Comparing IT-based driver assessment results against self-reported and actual crash outcomes in a large motor vehicle fleet
This paper reports on three recent studies undertaken by Napier University s Centre for Mathematics and Statistics on behalf of Interactive Driving Systems. The studies were based on a large group of British Telecom (BT) van and company car drivers, who had undertaken an on-line RoadRISK assessment of their attitude, hazard perception, behaviour, knowledge and personal exposure.
The study had the following four aims.
1. Identify the most at-risk drivers.
2. Compare driver assessment scores against crash outcomes. 3. Evaluate the capabilities of the RoadRISK driver assessment program to predict likely crash outcomes.
4. Compare the outcomes from self reported crash data against insurance claims.
To achieve these aims, the following three studies were undertaken using cross tabulation and logistic regression.
1. In March 2003 the overall assessment scores of just over 8,000 drivers were compared against their self reported crashes.

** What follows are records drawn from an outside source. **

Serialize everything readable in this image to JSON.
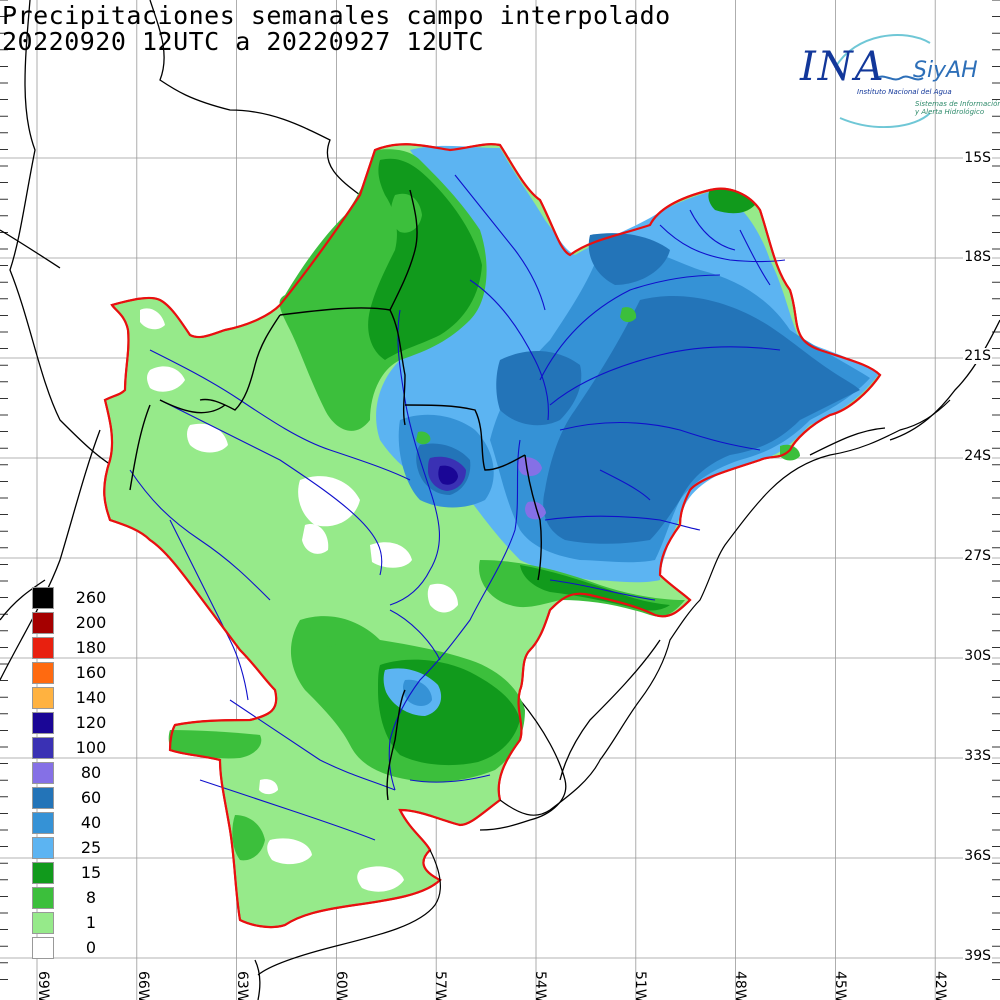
{
  "title": {
    "line1": "Precipitaciones semanales campo interpolado",
    "line2": "20220920 12UTC a 20220927 12UTC"
  },
  "logo": {
    "main": "INA",
    "brand": "SiyAH",
    "subtitle": "Instituto Nacional del Agua",
    "tagline_1": "Sistemas de Información",
    "tagline_2": "y Alerta Hidrológico"
  },
  "latitude_labels": [
    "15S",
    "18S",
    "21S",
    "24S",
    "27S",
    "30S",
    "33S",
    "36S",
    "39S"
  ],
  "longitude_labels": [
    "69W",
    "66W",
    "63W",
    "60W",
    "57W",
    "54W",
    "51W",
    "48W",
    "45W",
    "42W"
  ],
  "legend": {
    "unit_note": "",
    "items": [
      {
        "label": "260",
        "color": "#000000"
      },
      {
        "label": "200",
        "color": "#a50000"
      },
      {
        "label": "180",
        "color": "#e8200f"
      },
      {
        "label": "160",
        "color": "#ff6a10"
      },
      {
        "label": "140",
        "color": "#ffb240"
      },
      {
        "label": "120",
        "color": "#1a0696"
      },
      {
        "label": "100",
        "color": "#3a31b4"
      },
      {
        "label": "80",
        "color": "#8570e6"
      },
      {
        "label": "60",
        "color": "#2374b8"
      },
      {
        "label": "40",
        "color": "#3592d6"
      },
      {
        "label": "25",
        "color": "#5cb4f2"
      },
      {
        "label": "15",
        "color": "#119a1c"
      },
      {
        "label": "8",
        "color": "#3cbf3c"
      },
      {
        "label": "1",
        "color": "#96ea8a"
      },
      {
        "label": "0",
        "color": "#ffffff"
      }
    ]
  },
  "colors": {
    "basin_outline": "#e81010",
    "rivers": "#1010cc",
    "borders": "#000000",
    "grid": "#9a9a9a"
  }
}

2. In October 2003 the individual section scores of just over 16,000 drivers were compared against their self reported crashes.
3. In March 2004 the individual section scores of just over 16,000 drivers were compared against their actual crashes (based on insurance claims data).
The main results from these studies were as follows.
1. A relatively small group of drivers appeared to be involved in a disproportionate number of crashes.
2. There was a positive relationship between driver assessment scores and crash outcomes for both the self-reported and actual crash data.
3. The system has some capability to be used as a predictor of likely crash outcomes for fleet drivers, but it should not be seen as a substitute for other best practice fleet risk management processes.
4. Recommendations were made on how the assessment tool could be improved.
Finally the paper discusses some of the limitations of the project. Many of these were data related, such as the problems with self-reported crash data, the processes involved in obtaining accurate claims information in large vehicle fleets and the dilemma of evaluating event-led driver training programs in an objective way.